Definition of a POSIX group

Attributes that define a POSIX group:

  • dn: distinguished name; primary key for the entry. Should be in the form cn=[gid],ou=Group,dc=OCF,dc=Berkeley,dc=EDU, where gid is the group's name.
  • objectClass: posixGroup for groups
  • cn: common name; full name
  • description: description of the group
  • gidNumber: POSIX group ID number (greater than 1000, less than 1000 is reserved for system groups)
  • memberUid: A member of the group (will often have multiple memberUid attributes)



For most staff, their primary interface to LDAP will be ldapsearch. ldapsearch is a powerful program that allows queries of the LDAP database. For most usage, you want to type in -x, which skips authentication. After that you provide a search filter (in this case UID).

Searching for an account:

$ ldapsearch -x uid=sanjayk
dn: uid=sanjayk,ou=People,dc=OCF,dc=Berkeley,dc=EDU
objectClass: ocfAccount
objectClass: account
objectClass: posixAccount
cn: Sanjay Krishnan
uid: sanjayk
uidNumber: 18298
gidNumber: 20
homeDirectory: /home/s/sa/sanjayk
gecos: Sanjay Krishnan
loginShell: /bin/tcsh
calnetUid: 646431

Searching for an account in a group:

$ ldapsearch -x memberUid=sanjayk | grep cn:
cn: ocfstaff
cn: admin

Searching for all accounts created after a certain time:

$ ldapsearch -x '(creationTime>=20160101000000Z)'
<many lines of output>


ldapvi is a "text editor" for LDAP which can generate LDIF change records to pass to ldapadd (or modify directly if you have the proper permissions). The easiest way to edit a single record with ldapvi is to just run kinit [username]/admin ldapvi [record], which will authenticate with Kerberos and then run ldapvi all in one step.

$ ldapvi uid=daradib
0 uid=daradib,ou=People,dc=OCF,dc=Berkeley,dc=EDU
objectClass: ocfAccount
objectClass: account
objectClass: posixAccount
cn: Dara Adib
uid: daradib
uidNumber: 19892
gidNumber: 20
homeDirectory: /home/d/da/daradib
loginShell: /bin/bash
calnetUid: 872544

Now if you make changes to some attributes (say, change the shell to tcsh) and try to save the temporary file which has been opened in a text editor:

      1 entry read
add: 0, rename: 0, modify: 1, delete: 0
Action? [yYqQvVebB*rsf+?]

You can enter v to view the LDIF change record (or ? for help).

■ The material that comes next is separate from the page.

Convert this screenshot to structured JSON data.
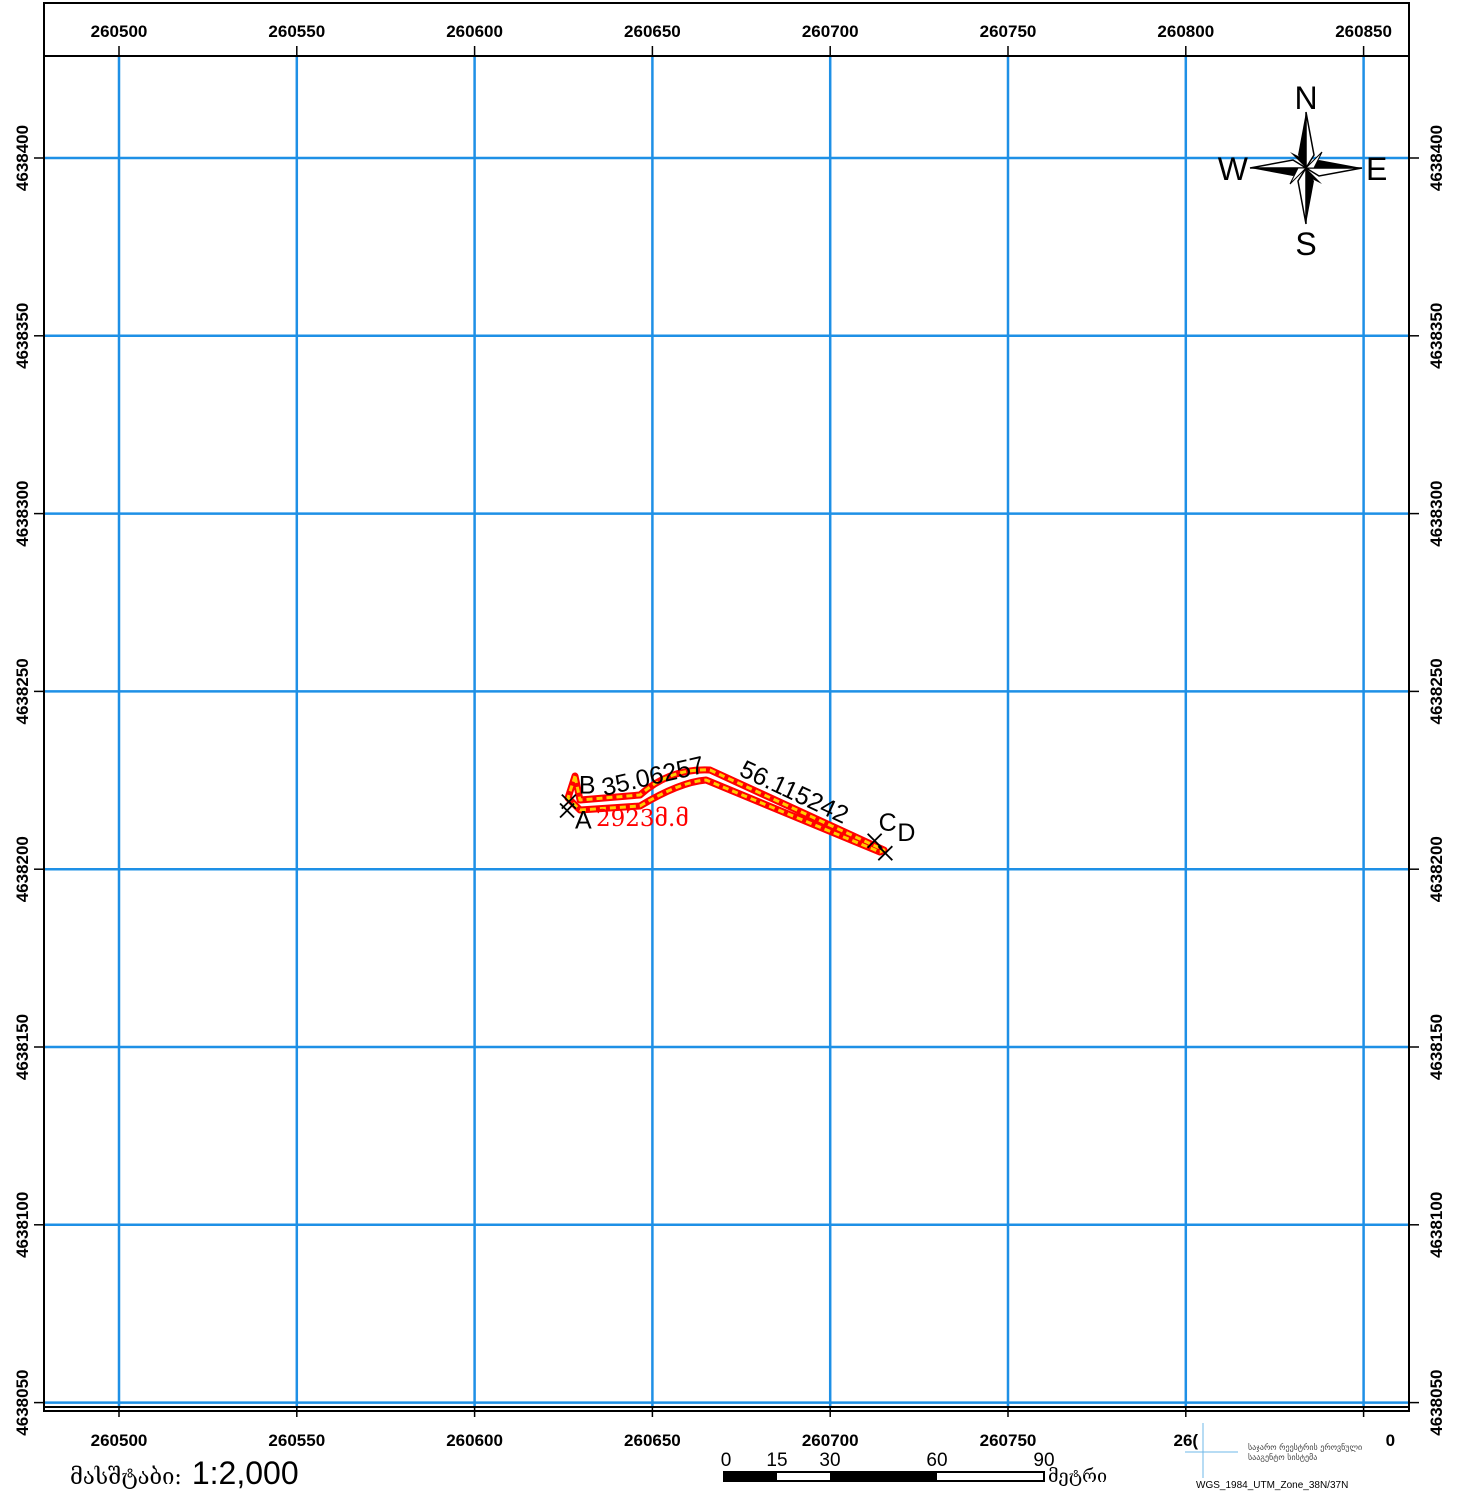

dn: uid=daradib,ou=People,dc=OCF,dc=Berkeley,dc=EDU
changetype: modify
replace: loginShell
loginShell: /bin/tcsh

You can enter y to apply changes, q to save the LDIF change record as a file in your current directory, or Q to discard.


ldapadd is a utility to add entries to the LDAP directory if you have the proper permissions.

To add an account, first create a file (we call it user_file):

dn: uid=asdf,ou=People,dc=OCF,dc=Berkeley,dc=EDU
objectClass: ocfAccount
objectClass: account
objectClass: posixAccount
cn: asdf
uid: asdf
uidNumber: 25444
gidNumber: 20
homeDirectory: /home/a/as/asdf
loginShell: /bin/bash
calnetUid: 758472

Then authenticate with Kerberos:

$ kinit myusername/admin

Finally run ldapadd:

$ ldapadd < user_file

This also works on lists of entries to add separated by empty newlines.